Her head whips in my direction as if she somehow heard me and I gasp. The blue of her eyes is piercing and I know she sees me through the darkness. Sees me clearer than anyone possibly ever has and I feel weak. My finger loosens on the trigger. She smiles then, a slow and knowing leer and the mental barrage begins again and I nearly collapse from the onslaught of the white noise that fills my head.
Then it stops as quickly as it started and leaves my ears ringing. I look to her again and her face darkens. Her message is loud and clear: She can kill me where I stand. Tears sting my eyes. Baby, please forgive me! How could I have known?

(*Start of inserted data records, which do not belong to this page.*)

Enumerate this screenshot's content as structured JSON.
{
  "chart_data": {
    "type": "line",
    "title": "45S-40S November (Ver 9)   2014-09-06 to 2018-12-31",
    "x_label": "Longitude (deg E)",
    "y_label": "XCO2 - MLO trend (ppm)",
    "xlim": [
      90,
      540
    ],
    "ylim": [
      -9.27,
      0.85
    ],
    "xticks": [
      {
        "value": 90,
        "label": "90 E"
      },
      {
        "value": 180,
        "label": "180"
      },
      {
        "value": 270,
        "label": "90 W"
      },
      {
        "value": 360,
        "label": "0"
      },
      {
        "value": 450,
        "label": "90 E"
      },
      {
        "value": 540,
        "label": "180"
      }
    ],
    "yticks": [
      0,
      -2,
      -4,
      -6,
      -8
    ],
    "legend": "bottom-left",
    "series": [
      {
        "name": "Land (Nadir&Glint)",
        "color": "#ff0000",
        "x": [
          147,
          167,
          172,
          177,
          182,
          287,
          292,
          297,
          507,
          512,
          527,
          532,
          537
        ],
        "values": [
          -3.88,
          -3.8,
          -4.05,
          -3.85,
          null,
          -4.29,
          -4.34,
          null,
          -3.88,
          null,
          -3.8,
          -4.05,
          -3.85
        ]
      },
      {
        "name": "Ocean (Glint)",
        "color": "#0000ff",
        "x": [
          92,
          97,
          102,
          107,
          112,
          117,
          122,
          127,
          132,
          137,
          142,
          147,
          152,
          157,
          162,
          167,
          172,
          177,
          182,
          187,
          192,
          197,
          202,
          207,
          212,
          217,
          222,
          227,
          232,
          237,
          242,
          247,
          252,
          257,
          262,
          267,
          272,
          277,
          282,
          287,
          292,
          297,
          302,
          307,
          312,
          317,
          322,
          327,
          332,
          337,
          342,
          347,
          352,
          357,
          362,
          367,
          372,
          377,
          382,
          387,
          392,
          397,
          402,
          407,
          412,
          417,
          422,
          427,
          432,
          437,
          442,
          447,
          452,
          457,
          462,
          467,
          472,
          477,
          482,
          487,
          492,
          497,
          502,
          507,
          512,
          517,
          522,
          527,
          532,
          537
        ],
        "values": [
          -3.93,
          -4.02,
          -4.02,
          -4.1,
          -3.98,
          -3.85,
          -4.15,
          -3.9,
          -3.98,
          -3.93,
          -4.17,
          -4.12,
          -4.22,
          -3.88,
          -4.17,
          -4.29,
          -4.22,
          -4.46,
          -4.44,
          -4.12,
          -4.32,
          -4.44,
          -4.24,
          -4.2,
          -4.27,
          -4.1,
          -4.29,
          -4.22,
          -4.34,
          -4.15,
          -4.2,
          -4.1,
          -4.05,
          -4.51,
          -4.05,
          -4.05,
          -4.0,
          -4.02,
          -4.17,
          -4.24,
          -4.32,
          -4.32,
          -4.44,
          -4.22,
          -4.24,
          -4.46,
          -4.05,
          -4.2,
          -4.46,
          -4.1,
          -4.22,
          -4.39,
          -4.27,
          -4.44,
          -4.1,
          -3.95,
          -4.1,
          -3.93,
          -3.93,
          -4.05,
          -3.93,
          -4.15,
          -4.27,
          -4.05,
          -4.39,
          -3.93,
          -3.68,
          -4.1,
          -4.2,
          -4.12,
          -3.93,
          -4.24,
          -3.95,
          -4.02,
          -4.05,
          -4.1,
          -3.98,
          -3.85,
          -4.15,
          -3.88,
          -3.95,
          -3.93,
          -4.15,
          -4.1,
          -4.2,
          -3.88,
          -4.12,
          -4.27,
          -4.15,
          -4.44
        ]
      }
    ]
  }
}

Then, Control over the earpiece, “All four tangoes in sight, please confirm.”
I say nothing.
“Ballista, targets are four adults: three males, one female. All confirmed Ascended. Confirm that you are in shooting range and take the shots.”
I swallow hard, my throat sandpaper. I breathe, “Control, I have reason to believe the female target is Ixa Manning, the subject of a missing persons case.”
I am met with the sound of fingers flying across a keyboard as Control checks the case file. “The case for Ixa Manning was closed nearly ten years ago, Ballista. She was legally declared dead.”
“Fuck that, you think I wouldn’t recognize my own daughter?” I hiss into the mic.
“Ballista...” a hint of warning tinges the cool indifference in the voice. “This is no time to lose your head. That woman is not your daughter. She is a traitor and a terrorist. Now, take. The. Shot.”
My mind races. The girl I am sure is Ixa never takes her eyes off me as she grabs a fistful of hair of one of the hostages, a wailing woman shaking so badly she cannot remain on her feet. Unfazed eyes shine challengingly at me as she positions the nose of her weapon beneath her captive’s ear.